With this clause, construction managers and owners can team up to mine savings from a cost-plus contract.

When an owner decides to invest time and money in a new construction project, it's safe to say he or she expects a quality structure that is built to specifications and doesn't exceed the budget. As for the contractor, it's all about making the owner happy without overspending. Once in a while, however, both owner and contractor can pocket a little extra money and cuts costs at the same time if they use the right contract.

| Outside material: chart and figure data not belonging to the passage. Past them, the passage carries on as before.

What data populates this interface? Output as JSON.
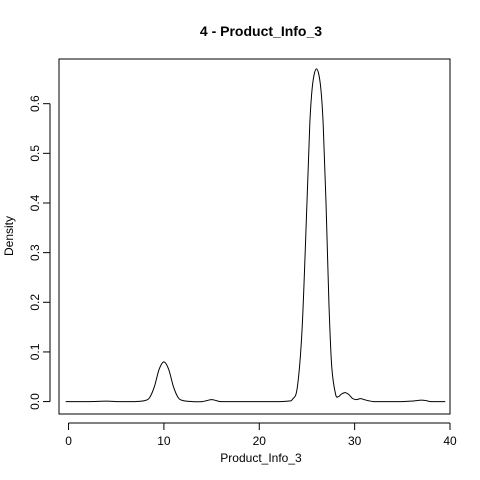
{
  "chart_data": {
    "type": "line",
    "title": "4 - Product_Info_3",
    "xlabel": "Product_Info_3",
    "ylabel": "Density",
    "xlim": [
      -1,
      40
    ],
    "ylim": [
      -0.025,
      0.69
    ],
    "xticks": [
      0,
      10,
      20,
      30,
      40
    ],
    "yticks": [
      0.0,
      0.1,
      0.2,
      0.3,
      0.4,
      0.5,
      0.6
    ],
    "ytick_labels": [
      "0.0",
      "0.1",
      "0.2",
      "0.3",
      "0.4",
      "0.5",
      "0.6"
    ],
    "grid": false,
    "series": [
      {
        "color": "#000000",
        "x": [
          -0.3,
          2,
          4,
          5,
          6,
          7,
          8,
          8.5,
          9,
          9.5,
          10,
          10.5,
          11,
          11.5,
          12,
          13,
          14,
          14.5,
          15,
          15.5,
          16,
          18,
          20,
          22,
          23,
          23.5,
          24,
          24.5,
          25,
          25.3,
          25.6,
          26,
          26.4,
          26.7,
          27,
          27.3,
          27.6,
          28,
          28.3,
          28.6,
          29,
          29.4,
          29.8,
          30.2,
          30.6,
          31,
          31.4,
          32,
          33,
          35,
          36,
          36.5,
          37,
          37.5,
          38,
          39.5
        ],
        "y": [
          0.0,
          0.0,
          0.001,
          0.0,
          0.0,
          0.0,
          0.002,
          0.008,
          0.03,
          0.065,
          0.08,
          0.065,
          0.03,
          0.008,
          0.002,
          0.0,
          0.0,
          0.002,
          0.004,
          0.002,
          0.0,
          0.0,
          0.0,
          0.0,
          0.001,
          0.005,
          0.03,
          0.15,
          0.4,
          0.56,
          0.64,
          0.67,
          0.64,
          0.56,
          0.4,
          0.2,
          0.07,
          0.015,
          0.01,
          0.015,
          0.018,
          0.014,
          0.006,
          0.004,
          0.006,
          0.004,
          0.002,
          0.0,
          0.0,
          0.0,
          0.001,
          0.002,
          0.003,
          0.002,
          0.0,
          0.0
        ]
      }
    ]
  }
}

There are different types of construction contracts — lump sum, design build and integrated project delivery, to name a few. The one that provides an opportunity to share cost savings achieved through the course of the project is the cost-plus contract with a guaranteed maximum price (GMP) and a shared savings clause.

Here's how it works.

As part of the typical bid process, contractors provide proposals to the owner, and the overall estimated cost plays a big role in which contractor gets chosen. The winning company's bid establishes the GMP, according to attorney Andrew Richards, chairperson of the construction practice group at Kaufman Dolowich Voluck in New York.

In a cost-plus contract, the owner pays actual costs plus some percentage for profit and overhead. The GMP part means that, generally speaking and barring any contractual exceptions, the owner will pay no more than that amount, even if material prices go up, the contractor made a miscalculation or for some other reason the job ends up costing more.

To incentivize the contractor to reduce costs, the owner will often include a shared savings clause. It allows the owner and contractor to split the difference when expenditures come in lower than the GMP.

According to Richards, the bulk of any savings is typically achieved through renegotiation of subcontracts, often referred to as the buyout process. Since there’s little wiggle room on material prices and other cost elements of a job, the goal is to persuade subcontractors —  who are now secure in the knowledge that they will be working on the project — to come down on their price by cutting their labor markups.

It’s all part of the dance. "They know they're going to get [negotiated] down later on," Richards said, "so they [often] give a higher price in the original bid." 

By the way, as part of a cost-plus contract, the construction company must open its books to the owner for the audits that will determine final costs.

How the owner and construction manager split the savings is specified in the contract. Richards said it's typically a 50-50 split. If the owner doesn’t give enough, “the [contractor] is not going to kill themselves to get savings," he said.

All in all, the cost-plus contract with a GMP and a shared savings clause can be a win-win if the owner is willing to give a little and the construction manager knows how to negotiate.